An AI-generated reggae song blasted onto the Green Tuesday afternoon from atop a cross-country bus on a mission to elect a third-party presidential candidate — while bringing about world peace through “high-vibration” partying.
The song was called “Kennedy.” Kyle Kemper, the man behind the wheel of the bus, created it to promote Robert F. Kennedy Jr.’s vaccine-skeptical, bitcoin-bullish, Deep State-targeting third-party presidential campaign.
Kemper took words from a campaign theme song Kennedy’s uncle, JFK, used for the 1960 presidential campaign. He tapped into AI to generate a reggae track out of it.
He blasts the song from the truck as he visits cities across the country promoting the campaign as, he said, a volunteer “independent grassroots” activator. Click here to watch a video he made with the candidate last year when he launched the tour.
Kemper is neither a Democrat nor a Republican, he said. “I’m a liminal being, meaning I don’t identify with either of these two party constructs.”
He’s also the half-brother of Canadian Prime Minister Justin Trudeau — who didn’t fare well in a conversation Kemper just had with Tucker Carlson.
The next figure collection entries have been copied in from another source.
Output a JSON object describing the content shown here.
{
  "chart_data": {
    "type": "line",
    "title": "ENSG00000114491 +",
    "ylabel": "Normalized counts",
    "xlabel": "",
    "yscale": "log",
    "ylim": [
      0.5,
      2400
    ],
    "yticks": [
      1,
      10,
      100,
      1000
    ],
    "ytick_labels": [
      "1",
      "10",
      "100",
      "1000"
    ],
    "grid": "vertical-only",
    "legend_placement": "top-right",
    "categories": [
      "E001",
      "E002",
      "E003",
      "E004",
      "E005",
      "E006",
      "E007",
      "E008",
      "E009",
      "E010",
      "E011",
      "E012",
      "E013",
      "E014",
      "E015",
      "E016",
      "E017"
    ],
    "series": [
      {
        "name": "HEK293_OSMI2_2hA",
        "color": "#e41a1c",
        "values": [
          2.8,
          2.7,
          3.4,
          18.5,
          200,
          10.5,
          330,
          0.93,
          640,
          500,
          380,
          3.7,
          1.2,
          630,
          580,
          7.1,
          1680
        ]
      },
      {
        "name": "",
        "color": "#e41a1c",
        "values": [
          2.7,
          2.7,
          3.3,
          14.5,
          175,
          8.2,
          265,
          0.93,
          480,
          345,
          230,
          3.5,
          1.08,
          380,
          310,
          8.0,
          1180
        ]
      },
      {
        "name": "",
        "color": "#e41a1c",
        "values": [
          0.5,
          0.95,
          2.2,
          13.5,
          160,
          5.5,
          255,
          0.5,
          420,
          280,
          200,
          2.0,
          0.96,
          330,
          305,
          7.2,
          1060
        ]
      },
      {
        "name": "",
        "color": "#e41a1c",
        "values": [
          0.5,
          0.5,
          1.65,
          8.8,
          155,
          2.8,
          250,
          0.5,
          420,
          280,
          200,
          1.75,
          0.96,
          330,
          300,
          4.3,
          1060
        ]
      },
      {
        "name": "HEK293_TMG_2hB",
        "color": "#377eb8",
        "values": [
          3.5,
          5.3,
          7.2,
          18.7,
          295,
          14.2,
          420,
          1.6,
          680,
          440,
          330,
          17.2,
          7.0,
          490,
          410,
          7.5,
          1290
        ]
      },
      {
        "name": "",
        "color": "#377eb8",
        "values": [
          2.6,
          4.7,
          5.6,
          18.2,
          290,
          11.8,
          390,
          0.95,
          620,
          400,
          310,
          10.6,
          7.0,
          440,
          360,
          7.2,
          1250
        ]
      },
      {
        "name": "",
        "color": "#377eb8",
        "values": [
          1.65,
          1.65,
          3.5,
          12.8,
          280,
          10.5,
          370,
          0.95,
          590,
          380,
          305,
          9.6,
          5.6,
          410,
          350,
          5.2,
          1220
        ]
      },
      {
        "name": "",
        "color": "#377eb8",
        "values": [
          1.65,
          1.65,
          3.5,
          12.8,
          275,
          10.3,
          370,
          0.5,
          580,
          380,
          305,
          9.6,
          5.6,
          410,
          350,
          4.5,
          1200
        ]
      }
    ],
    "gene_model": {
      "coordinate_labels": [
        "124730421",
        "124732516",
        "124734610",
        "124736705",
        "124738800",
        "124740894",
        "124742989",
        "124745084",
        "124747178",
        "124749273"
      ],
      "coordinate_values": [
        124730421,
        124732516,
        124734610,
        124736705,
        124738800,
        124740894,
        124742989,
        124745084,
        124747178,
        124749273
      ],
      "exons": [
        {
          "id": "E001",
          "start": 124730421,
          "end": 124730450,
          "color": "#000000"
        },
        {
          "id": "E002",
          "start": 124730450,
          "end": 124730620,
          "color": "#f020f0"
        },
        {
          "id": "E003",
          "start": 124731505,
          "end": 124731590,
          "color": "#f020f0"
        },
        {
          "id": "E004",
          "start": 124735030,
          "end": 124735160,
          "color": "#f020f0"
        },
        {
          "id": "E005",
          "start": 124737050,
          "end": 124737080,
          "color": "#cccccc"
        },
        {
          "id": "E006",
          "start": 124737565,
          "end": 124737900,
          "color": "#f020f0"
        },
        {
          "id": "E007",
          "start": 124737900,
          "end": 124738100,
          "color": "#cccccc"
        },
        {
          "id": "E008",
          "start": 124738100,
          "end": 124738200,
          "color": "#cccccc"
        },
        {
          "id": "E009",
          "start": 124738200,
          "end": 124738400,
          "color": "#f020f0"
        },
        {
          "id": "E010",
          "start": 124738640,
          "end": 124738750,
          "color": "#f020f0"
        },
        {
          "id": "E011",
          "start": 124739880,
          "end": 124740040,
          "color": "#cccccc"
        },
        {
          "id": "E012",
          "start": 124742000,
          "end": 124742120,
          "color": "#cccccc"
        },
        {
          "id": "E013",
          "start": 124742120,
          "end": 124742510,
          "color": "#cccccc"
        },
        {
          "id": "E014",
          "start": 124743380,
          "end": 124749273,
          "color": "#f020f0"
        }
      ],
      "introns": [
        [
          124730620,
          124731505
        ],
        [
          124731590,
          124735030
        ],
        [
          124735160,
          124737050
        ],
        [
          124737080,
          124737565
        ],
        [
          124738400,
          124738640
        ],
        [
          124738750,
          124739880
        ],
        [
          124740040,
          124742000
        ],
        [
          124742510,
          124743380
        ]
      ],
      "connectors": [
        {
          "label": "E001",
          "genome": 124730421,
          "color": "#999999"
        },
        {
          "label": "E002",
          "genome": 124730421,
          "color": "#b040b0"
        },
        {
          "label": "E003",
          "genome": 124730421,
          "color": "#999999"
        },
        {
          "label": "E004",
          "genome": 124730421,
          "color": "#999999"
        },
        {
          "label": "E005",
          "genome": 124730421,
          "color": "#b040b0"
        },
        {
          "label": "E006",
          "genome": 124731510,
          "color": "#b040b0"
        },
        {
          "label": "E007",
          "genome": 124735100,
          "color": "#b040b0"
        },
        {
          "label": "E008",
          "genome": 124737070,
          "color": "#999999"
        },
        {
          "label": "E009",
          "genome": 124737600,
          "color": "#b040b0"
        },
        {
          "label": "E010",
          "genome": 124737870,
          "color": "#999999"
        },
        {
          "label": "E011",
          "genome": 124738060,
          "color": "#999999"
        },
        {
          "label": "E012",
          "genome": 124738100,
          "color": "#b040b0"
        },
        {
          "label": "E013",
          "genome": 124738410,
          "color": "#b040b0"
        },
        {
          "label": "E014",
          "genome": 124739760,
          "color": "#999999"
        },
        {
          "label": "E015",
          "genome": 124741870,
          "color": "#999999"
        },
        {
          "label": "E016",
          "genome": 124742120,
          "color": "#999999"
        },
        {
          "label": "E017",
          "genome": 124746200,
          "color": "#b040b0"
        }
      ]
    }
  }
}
Kemper also has made the news as a promoter of the Dogecoin cryptocurrency.
As the “Kennedy” reggae number blared from the “The Remedy Is Kennedy”-emblazoned bus parked on Church Street alongside the Green Tuesday, Kemper and Meriden-based Kennedy campaigner Amber Webster handed Kennedy flyers to passersby. They asked people to sign petitions to place Kennedy’s name on the Nov. 5 general election ballot.
“This is my first campaign,” Webster said. “I’m a mom. I have two little ones. So I’m a big medical freedom advocate.” Kemper urged people to “release themselves from the identity of being a Republican or a Democrat. You are a human being.”
Kemper, who is based in Sarasota, Florida, actually does belong to a party, he clarified: the Decentralized Dance Party.
The group bills itself as an “Open-Source Party Movement on a mission to unite the world in celebration and win the Nobel Peace Prize for Partying.”
“We host gigantic street parties,” Kemper said. “We have an FM radio transmitter. We get hundreds of boom boxes all tuned to the same channel. We go to public spaces and invite everybody to come participate in dance. Music can bring people to come together and drop their egos, get people to dance. We encourage costumes and props. High vibration music.
“That’s how we bring world peace. It’s not through bombs. It’s through music.”
The group planned just a brief stop. The itinerary called next for picking up some pizza, then driving to Brooklyn to meet with fellow Kennedy supporters. Next they’ll be making stops in Pittsburgh and Grand Rapids, Michigan, gathering all the vibes they can muster along the way.